Scientists track cancer-killing nanoparticles with MRI

Researchers at Rice University and Baylor College of Medicine (BCM) have created a single nanoparticle that can be tracked by MRI in real time as it homes in on cancer cells, tags them with a fluorescent dye, and kills them with heat. The all-in-one particle is one of the first examples from a growing field called “theranostics” that develops technologies physicians can use to diagnose and treat diseases in a single procedure. “Some of the most essential questions in nanomedicine today are about biodistribution — where particles go inside the body and how they get there,” says study co-author Naomi Halas, PhD, Stanley C. Moore professor in electrical and computer engineering and professor of chemistry and biomedical engineering at Rice. “Noninvasive tests for biodistribution will be enormously useful on the path to FDA approval, and this technique — adding MRI functionality to the particle you’re testing and using for therapy — is a very promising way of doing this.”

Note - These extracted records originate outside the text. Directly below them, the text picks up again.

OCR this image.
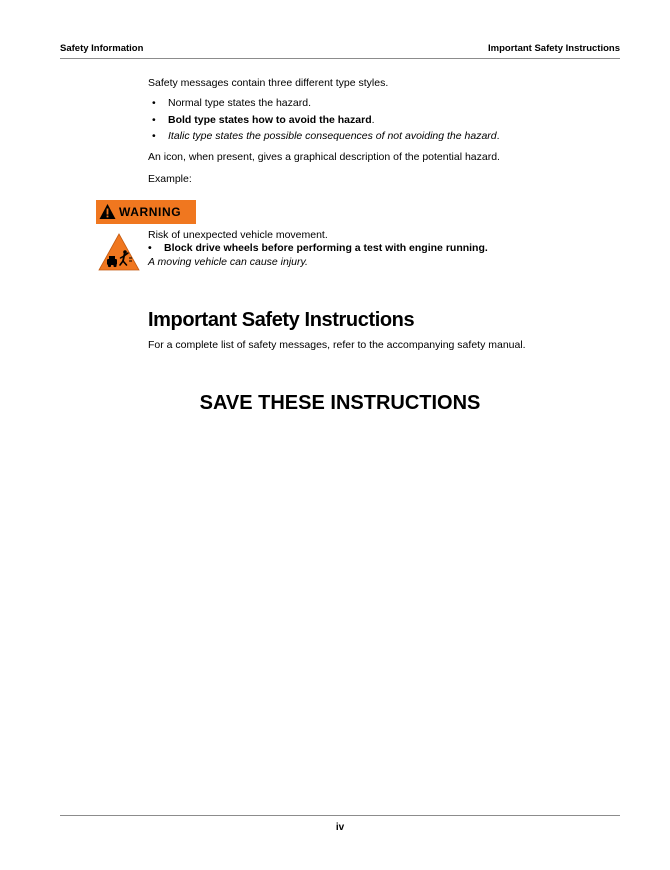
Safety Information	Important Safety Instructions
Safety messages contain three different type styles.
• Normal type states the hazard.
• Bold type states how to avoid the hazard.
• Italic type states the possible consequences of not avoiding the hazard.
An icon, when present, gives a graphical description of the potential hazard.
Example:
WARNING
Risk of unexpected vehicle movement.
• Block drive wheels before performing a test with engine running.
A moving vehicle can cause injury.
Important Safety Instructions
For a complete list of safety messages, refer to the accompanying safety manual.
SAVE THESE INSTRUCTIONS
iv
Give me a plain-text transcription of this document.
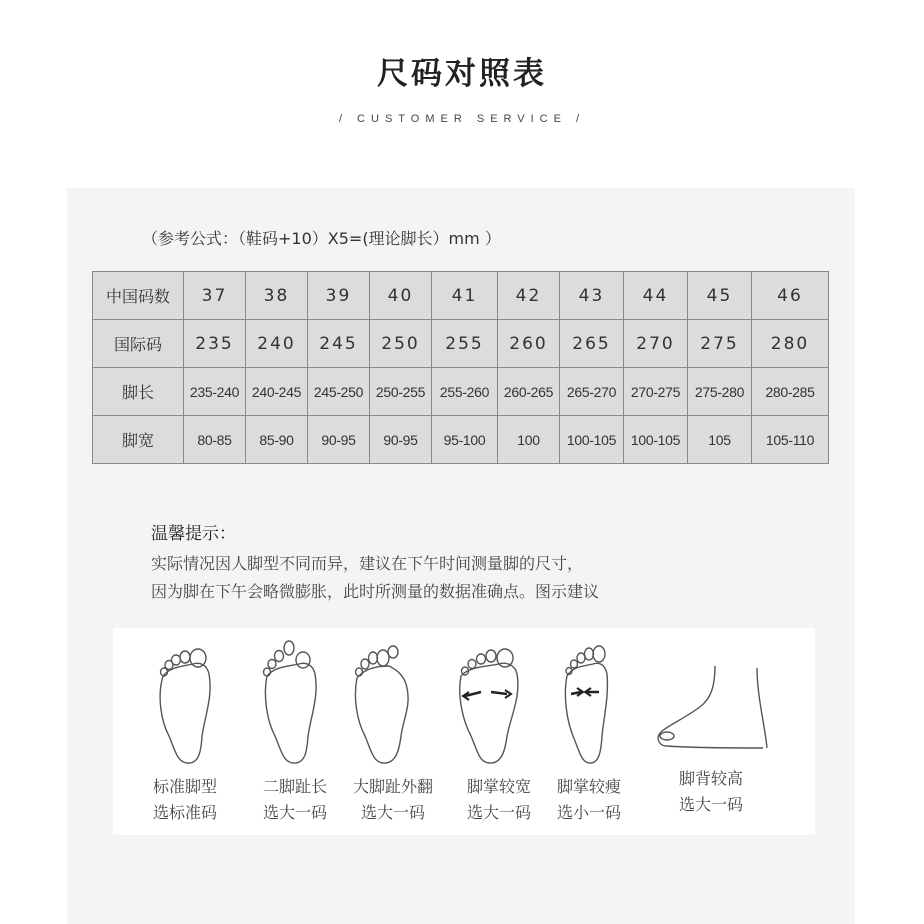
尺码对照表
/ CUSTOMER SERVICE /
（参考公式：（鞋码+10）X5=(理论脚长）mm ）
中国码数	37	38	39	40	41	42	43	44	45	46
国际码	235	240	245	250	255	260	265	270	275	280
脚长	235-240	240-245	245-250	250-255	255-260	260-265	265-270	270-275	275-280	280-285
脚宽	80-85	85-90	90-95	90-95	95-100	100	100-105	100-105	105	105-110
温馨提示：
实际情况因人脚型不同而异，建议在下午时间测量脚的尺寸，
因为脚在下午会略微膨胀，此时所测量的数据准确点。图示建议
标准脚型
选标准码
二脚趾长
选大一码
大脚趾外翻
选大一码
脚掌较宽
选大一码
脚掌较瘦
选小一码
脚背较高
选大一码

The all-in-one particles are based on nanoshells — particles Halas invented in the 1990s that are currently in human clinical trials for cancer treatment. Nanoshells harvest laser light that would normally pass harmlessly through the body and convert it into tumor-killing heat. To design the new particle, Halas partnered with Amit Joshi, PhD, assistant professor in BCM’s Division of Molecular Imaging, to modify nanoshells by adding a fluorescent dye that glows when struck by near-infrared (NIR) light. NIR light is invisible and harmless, so NIR imaging could provide doctors with a means of diagnosing diseases without surgery. Graduate student Rizia Bardhan found that dye molecules emitted 40 to 50 times more light if a tiny gap was left between them and the surface of the nanoshell. In the gap — just a few nanometers wide — Bardhan inserted a layer of iron oxide that would be detectable with MRI. The researchers also attached an antibody that lets the particles bind to the surface of breast and ovarian cancer cells.

So far, tests involve laboratory cell cultures, but the researchers say MRI tracking will be particularly advantageous as they move toward tests in animals and people. The next step is to destroy whole tumors in live animals, Joshi says, estimating that human clinical trials are at least two years away. The research was published online in Advanced Functional Materials.